Reports can be of different content types. Most reports we generate manually today are either CSV, tab delimited or Excel files. By allowing reports to have different content types we also allow for the report to be provided in a relevant type. E.g. a report could be generated as a PDF or even an SQLite3 database.

Exploring the report runner

COLD provides a collection called “reports.ds”. Assuming that collection is readable on your data processing machine a runner needs to be able to do several actions.

  1. Retrieve the next report to initiate
  2. Update the report status (e.g. request -> processing)
  3. The runner needs to execute the shell command that implements the report
  4. Update the report status (e.g. processing -> available or processing -> problem)

The report runner repeats these four steps until there are no more requests available. At that time it can sleep for a designated period of time then start the loop again when requests are available.

To control what is executed it is desirable to have a specific configurable task runner available. This will prevent arbitrary commends from running.

Off the shelf task runners include

The report runner would take the report request record, set status to processing and then pass the report name and options to task runner. When the task completed (either successfully or failing) the result would be captured and stored in a designated storage system (e.g. G-Drive) and the report request record would need to be updated with the final status and link to the report or error report.

Date Handling

The difference between date formats, languages and representation can be considerable. The default way a the TypeScript/JavaScript Date object render a date is “MM/DD/YYYY” using the toDateString() instance method. Our databases and most of our code base expects date to be formatted in “YYYY-MM-DD” so I am using two TypeScript/JavaScript methods to achieve that. First you use .toJSON() to render the date in JSON format then you trim the result to 11 characters using .substring(0,10).

Booleans and webforms

When the web form is transcribed checkboxes return a “on” if checked value. We want these to be actual JSON booleans so in the middleware is a functions that checks for “true” or “on” before setting the value to the boolean true. This will help normalize for changed and saved records.

Reports Implementation

Reports are implemented scripts or programs that are defined in a YAML file (e.g. reports.yaml). Reports can be slow to run so COLD implements a naive queue system. The reports.ds collection holds report requests. Those marked as “requested” are pickup by a runner that then attempts to executes the report. Since reports are running as executables on the system outside the runner reports MUST be defined in the YAML configuration file. There are zero user controlled options. This removes the attack surface of using COLD’s report system to compromise the application server. Additionally the scripts/programs implementing the reports retrieved by a data processing service on a different service. It is on this machine that the reports are defined. This machine is not directly accessible by the web and should be configured to restrict non-campus network access as an additional step to minimize the attack surface.

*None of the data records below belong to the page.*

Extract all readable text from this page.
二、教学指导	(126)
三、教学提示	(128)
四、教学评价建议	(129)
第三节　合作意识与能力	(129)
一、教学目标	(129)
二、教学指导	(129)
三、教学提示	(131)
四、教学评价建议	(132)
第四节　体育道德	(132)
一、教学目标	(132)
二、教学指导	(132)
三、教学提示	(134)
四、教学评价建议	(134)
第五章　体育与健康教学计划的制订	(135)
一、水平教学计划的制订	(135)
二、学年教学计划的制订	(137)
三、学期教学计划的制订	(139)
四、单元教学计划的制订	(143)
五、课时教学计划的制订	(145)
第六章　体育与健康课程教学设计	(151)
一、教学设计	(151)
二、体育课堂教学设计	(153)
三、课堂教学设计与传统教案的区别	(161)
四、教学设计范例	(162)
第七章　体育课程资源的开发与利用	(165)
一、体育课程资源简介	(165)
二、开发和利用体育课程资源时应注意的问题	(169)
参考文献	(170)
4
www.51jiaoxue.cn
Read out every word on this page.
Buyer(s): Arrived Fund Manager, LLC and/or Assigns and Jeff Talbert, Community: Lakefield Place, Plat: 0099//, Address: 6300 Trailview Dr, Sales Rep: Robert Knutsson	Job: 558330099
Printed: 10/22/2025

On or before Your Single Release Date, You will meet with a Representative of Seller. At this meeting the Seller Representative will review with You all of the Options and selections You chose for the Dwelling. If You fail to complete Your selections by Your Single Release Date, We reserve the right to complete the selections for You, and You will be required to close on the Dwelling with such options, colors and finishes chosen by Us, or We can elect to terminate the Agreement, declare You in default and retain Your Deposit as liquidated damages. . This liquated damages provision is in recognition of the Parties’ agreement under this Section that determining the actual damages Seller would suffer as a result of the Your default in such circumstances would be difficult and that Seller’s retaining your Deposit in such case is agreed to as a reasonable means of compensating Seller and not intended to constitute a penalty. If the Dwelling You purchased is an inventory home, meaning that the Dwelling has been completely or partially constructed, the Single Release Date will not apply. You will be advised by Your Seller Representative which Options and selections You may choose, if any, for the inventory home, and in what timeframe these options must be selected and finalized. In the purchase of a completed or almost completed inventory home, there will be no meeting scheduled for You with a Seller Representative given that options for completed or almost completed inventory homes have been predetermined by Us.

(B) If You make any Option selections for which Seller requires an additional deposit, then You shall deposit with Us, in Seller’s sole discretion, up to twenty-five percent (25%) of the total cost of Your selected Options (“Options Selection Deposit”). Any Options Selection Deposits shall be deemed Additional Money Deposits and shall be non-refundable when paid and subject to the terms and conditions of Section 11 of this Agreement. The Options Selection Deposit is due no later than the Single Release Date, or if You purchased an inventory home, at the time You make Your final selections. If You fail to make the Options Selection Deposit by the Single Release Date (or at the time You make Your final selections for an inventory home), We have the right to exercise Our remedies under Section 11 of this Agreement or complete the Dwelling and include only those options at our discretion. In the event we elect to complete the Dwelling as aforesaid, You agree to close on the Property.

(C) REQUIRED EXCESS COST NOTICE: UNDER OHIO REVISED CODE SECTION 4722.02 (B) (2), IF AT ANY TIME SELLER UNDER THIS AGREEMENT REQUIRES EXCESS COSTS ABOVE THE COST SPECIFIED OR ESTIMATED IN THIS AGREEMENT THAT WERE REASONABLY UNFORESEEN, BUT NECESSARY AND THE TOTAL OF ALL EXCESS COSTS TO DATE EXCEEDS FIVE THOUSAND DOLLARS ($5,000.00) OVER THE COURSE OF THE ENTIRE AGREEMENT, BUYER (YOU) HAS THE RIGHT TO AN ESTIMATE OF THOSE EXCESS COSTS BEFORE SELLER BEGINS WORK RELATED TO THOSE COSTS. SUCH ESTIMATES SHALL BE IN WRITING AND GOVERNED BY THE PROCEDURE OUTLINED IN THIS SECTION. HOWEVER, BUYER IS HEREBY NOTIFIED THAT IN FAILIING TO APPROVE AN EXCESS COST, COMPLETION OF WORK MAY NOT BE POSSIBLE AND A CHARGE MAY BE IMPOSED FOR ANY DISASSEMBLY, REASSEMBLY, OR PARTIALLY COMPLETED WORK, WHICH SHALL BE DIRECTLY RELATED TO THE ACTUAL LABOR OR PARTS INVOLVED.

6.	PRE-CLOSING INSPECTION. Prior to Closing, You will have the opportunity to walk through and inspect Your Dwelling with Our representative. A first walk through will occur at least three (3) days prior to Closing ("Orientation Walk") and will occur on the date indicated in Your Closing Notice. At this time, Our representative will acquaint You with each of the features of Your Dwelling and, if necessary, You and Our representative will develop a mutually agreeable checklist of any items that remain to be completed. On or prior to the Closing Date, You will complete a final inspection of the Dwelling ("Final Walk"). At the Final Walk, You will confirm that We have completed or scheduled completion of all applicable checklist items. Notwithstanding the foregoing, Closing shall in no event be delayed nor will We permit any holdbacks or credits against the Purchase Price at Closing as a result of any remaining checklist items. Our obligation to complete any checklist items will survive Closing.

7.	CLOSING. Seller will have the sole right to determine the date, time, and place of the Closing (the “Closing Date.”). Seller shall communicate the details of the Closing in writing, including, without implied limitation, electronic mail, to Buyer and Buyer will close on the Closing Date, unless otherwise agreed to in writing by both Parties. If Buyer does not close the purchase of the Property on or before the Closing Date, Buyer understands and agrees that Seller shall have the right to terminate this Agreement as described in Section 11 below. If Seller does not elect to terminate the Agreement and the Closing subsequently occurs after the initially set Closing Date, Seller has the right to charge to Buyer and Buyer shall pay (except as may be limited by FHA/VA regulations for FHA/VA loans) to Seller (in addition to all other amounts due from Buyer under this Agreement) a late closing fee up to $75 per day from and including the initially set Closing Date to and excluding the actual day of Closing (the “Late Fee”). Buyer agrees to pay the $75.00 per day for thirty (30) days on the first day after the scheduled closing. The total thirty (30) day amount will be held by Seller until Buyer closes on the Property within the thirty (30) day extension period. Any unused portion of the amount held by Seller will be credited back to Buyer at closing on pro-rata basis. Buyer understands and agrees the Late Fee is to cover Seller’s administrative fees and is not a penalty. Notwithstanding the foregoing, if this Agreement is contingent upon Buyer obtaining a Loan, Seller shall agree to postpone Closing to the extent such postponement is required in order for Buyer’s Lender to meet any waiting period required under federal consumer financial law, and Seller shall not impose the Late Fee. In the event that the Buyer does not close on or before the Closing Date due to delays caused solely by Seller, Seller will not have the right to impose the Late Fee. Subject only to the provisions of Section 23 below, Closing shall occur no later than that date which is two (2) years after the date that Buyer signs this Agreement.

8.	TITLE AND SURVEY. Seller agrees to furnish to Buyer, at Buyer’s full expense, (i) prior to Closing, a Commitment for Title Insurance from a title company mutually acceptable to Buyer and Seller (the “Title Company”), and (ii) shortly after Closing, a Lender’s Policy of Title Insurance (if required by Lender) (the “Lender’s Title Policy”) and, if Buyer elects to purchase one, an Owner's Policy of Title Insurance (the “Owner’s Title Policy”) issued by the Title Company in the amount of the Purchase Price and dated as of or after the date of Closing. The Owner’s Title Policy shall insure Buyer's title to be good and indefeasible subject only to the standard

The report scripts/programs should return an error message or link where the reports can be picked up. This is be used by the runner to resolve the final report request status.

The individual reports can be written in your language of choice (e.g. Python, Bash, TypeScript). The primary requirements are reports are responsible for storing their results and providing a link or error message to standard out when completed. Since they are just programs that write results to standard out they are able to interact with any necessary systems they are allowed to talk to (e.g. databases, external services, etc).

A garbage collections script should clear out old requests in a timely fashion (e.g. once a week or once a month).

Requests and Runner

A request queue is implemented track report requests via the COLD UI. A separate process reads the queue, renders the reports and then updates the queue upon completion or error. If email addresses are provided then they will be contact with the result of the report request. The message should include the report’s request id, name, status and link or error message.